Der Notar wandte sich wieder dem Pfarrer zu, um ein Gemeindeproblem zu besprechen. Leon wollte zu seinem Wagen gehen, den er auf dem großen Parkplatz oberhalb des Ortes abgestellt hatte, als ihn eine blonde Frau aufhielt.
„Sie sind doch der Docteur aus Deutschland“, sagte die Endvierzigerin in einem Ton, der Leon an eine Quietschente erinnerte. „Der Médecin légiste.“
„Ja, Madame, Leon Ritter.“„Wie aufregend, ich bin Madame Leclair“, quietschte die Dame. „Noch letzte Woche hab ich mich mit meinen Bridge-Damen über Sie unterhalten.“
„Oh, ich hoffe, es hat sich niemand über mich beschwert.“
Leon lächelte freundlich.
„Oh nein, ganz im Gegenteil. Sie haben ja so einen spannenden Beruf“, sagte die Frau und kicherte verschwörerisch. „Sie müssen einfach mal in unserer kleinen Runde vorbeischauen und über Ihre Arbeit sprechen.“
„Ich weiß nicht …“, meinte Leon. Warum war er nicht Proktologe? Kein Damenkränzchen würde ihn zum Kaffee einladen, damit er über Hämorrhoiden referierte. „Im Moment ist leider sehr viel zu tun.“
„Ich weiß, ich weiß“, sagte die Blondine, „die tote Frau vom Weinberg. Mon Dieu, ist das eine schreckliche Geschichte.“
In diesem Moment klingelte Leons Handy, und er hatte einen Vorwand, sich zurückzuziehen. Es war Isabelle. Zerna bat darum, dass er an der heutigen Besprechung teilnahm.
60. Kapitel
„Schön, dass Sie es doch noch möglich machen konnten, bei uns vorbeizusehen.“Der ätzende Ton in Kommissarin Lapierres Stimme war nicht zu überhören.
„Ein so wichtiges Meeting würde ich mir niemals entgehen lassen“, antwortete Leon ausgesucht höflich und sah, dass Isabelle und Moma sich anstießen und grinsten.
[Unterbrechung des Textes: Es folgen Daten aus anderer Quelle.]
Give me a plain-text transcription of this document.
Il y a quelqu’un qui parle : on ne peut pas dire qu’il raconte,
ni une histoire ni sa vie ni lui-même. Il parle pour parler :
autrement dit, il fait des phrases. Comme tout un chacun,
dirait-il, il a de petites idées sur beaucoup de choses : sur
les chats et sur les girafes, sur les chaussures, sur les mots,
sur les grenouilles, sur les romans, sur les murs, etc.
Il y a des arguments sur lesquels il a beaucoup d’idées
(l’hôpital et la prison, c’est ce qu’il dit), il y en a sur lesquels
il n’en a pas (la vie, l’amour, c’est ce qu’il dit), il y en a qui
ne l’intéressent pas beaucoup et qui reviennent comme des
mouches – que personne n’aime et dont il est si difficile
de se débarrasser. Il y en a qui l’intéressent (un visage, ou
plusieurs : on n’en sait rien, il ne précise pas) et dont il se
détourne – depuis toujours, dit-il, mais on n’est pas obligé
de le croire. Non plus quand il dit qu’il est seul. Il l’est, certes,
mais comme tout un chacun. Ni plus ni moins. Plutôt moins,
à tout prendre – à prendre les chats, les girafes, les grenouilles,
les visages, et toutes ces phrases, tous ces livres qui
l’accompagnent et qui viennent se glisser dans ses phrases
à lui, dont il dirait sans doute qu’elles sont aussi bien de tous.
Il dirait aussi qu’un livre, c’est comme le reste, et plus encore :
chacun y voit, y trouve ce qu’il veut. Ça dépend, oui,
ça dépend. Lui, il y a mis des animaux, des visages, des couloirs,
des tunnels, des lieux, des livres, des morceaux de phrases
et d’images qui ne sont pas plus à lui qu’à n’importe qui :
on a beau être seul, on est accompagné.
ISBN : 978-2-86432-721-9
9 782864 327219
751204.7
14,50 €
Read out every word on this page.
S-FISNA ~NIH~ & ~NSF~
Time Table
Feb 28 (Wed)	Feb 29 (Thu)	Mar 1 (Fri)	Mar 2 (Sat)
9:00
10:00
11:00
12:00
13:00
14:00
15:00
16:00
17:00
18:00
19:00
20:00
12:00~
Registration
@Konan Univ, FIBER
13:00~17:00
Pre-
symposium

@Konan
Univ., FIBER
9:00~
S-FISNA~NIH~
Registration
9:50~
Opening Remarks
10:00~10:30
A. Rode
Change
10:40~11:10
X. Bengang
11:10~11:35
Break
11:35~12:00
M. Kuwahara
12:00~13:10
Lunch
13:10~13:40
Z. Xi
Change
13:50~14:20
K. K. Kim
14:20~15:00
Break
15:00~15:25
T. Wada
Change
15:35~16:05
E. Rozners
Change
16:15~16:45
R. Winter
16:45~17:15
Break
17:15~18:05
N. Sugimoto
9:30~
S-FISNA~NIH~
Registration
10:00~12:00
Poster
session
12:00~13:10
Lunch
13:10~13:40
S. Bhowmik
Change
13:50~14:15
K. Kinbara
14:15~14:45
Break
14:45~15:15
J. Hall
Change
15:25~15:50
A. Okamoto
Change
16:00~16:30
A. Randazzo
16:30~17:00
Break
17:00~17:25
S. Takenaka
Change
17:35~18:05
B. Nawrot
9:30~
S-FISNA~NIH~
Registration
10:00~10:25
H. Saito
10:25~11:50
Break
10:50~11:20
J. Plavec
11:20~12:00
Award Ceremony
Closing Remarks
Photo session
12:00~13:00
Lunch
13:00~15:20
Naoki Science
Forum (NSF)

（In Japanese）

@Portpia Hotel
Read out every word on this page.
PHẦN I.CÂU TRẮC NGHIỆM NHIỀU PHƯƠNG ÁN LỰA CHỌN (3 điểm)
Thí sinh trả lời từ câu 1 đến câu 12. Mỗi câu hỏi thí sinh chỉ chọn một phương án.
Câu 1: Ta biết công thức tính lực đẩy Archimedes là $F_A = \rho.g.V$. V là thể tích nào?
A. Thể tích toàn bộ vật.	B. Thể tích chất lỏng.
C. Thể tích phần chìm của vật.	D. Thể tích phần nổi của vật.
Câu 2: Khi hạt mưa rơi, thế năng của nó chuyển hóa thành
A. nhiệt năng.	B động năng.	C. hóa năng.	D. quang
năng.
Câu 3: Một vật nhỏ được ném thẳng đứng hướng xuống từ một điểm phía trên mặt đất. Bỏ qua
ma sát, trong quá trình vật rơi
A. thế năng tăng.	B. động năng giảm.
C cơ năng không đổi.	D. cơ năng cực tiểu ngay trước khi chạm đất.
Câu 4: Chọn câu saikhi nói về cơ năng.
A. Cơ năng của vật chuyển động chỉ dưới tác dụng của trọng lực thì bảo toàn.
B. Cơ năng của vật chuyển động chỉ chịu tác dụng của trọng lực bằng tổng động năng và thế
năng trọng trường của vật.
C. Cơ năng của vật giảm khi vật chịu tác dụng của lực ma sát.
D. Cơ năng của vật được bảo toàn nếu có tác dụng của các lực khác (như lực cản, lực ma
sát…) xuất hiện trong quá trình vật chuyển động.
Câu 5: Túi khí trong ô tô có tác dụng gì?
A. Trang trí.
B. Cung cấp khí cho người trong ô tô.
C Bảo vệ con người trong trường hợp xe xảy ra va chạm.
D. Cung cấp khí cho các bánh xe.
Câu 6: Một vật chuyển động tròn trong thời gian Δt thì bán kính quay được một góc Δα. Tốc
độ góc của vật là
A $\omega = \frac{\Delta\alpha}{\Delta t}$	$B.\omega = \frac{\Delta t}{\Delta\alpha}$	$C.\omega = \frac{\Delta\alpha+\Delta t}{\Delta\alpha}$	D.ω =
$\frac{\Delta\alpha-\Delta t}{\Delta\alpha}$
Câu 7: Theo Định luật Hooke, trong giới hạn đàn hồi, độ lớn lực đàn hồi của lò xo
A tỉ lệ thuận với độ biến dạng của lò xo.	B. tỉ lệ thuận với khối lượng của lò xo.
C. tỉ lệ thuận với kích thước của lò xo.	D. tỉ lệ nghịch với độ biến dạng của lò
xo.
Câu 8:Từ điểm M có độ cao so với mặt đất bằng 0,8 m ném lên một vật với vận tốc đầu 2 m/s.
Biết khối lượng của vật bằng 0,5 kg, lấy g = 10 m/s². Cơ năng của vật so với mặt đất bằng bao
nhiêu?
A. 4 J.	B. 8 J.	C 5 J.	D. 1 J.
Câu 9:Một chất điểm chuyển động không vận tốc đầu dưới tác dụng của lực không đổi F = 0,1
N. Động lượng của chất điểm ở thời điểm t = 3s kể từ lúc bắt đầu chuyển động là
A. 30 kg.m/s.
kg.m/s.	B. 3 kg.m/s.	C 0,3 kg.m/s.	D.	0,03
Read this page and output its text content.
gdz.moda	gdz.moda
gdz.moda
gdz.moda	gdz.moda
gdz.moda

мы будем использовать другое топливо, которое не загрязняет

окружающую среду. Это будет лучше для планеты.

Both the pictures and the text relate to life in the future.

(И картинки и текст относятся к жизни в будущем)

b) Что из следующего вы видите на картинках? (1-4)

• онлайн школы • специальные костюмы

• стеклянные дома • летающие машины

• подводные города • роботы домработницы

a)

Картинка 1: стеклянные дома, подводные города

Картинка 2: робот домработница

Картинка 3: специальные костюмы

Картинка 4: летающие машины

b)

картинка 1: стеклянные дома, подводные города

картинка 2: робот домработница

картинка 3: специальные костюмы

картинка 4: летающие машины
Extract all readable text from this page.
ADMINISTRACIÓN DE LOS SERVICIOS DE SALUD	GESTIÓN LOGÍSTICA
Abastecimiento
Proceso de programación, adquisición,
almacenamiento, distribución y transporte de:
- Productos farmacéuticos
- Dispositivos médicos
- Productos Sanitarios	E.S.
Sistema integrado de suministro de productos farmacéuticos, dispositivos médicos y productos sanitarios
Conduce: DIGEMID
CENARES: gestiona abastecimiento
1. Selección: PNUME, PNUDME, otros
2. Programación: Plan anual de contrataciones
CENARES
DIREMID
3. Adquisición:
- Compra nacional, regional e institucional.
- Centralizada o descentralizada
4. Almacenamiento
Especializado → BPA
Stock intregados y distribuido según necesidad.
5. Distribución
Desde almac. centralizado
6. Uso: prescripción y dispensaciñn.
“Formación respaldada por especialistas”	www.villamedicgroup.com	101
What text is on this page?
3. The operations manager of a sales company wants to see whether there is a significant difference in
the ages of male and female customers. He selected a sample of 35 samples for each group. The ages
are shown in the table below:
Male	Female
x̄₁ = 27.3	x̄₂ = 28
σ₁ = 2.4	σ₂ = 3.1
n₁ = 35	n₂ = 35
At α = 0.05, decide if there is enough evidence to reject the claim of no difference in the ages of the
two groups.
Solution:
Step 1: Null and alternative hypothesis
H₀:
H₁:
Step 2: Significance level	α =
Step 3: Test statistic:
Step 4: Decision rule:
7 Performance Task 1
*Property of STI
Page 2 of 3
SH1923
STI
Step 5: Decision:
Leon war nach der Kirche noch in die Rechtsmedizin gefahren, um sich zusammen mit Rybaud die Untersuchungsergebnisse der letzten Proben anzusehen. Inzwischen hatte die Besprechung in der Gendarmerie von Le Lavandou ohne ihn begonnen.
Ein Umstand, der Leon nicht im Geringsten beunruhigte.
Schließlich arbeitete er nicht für die Polizei, sondern für die Staatsanwaltschaft. Es war ganz nützlich, die Kommissarin daran zu erinnern.
„Docteur“, begann die Kommissarin, „der Gendarmerie liegt eine Anzeige gegen Bernard Ravier wegen Vergewaltigung vor.
Die Kriminalpolizei in Toulon hat bereits diesbezügliche Ermittlungen aufgenommen. Wir versuchen, hier festzustellen, ob es möglicherweise eine Verbindung zum Tod von Nicole Savary gibt.“
„Und ob es die gibt“, ging Zerna dazwischen und erntete einen pikierten Blick der Kommissarin. „Ich bitte Sie, die Savary war doch auch Patientin von Ravier, genauso wie Susan Winter, und jetzt hat er sich über ihre Schwester hergemacht.“
„Noch wissen wir nicht, was mit Susan Winter geschehen ist. Oder gibt es da vielleicht wieder Informationen, über die ich noch nicht unterrichtet wurde?“, fragte Kommissarin Lapierre.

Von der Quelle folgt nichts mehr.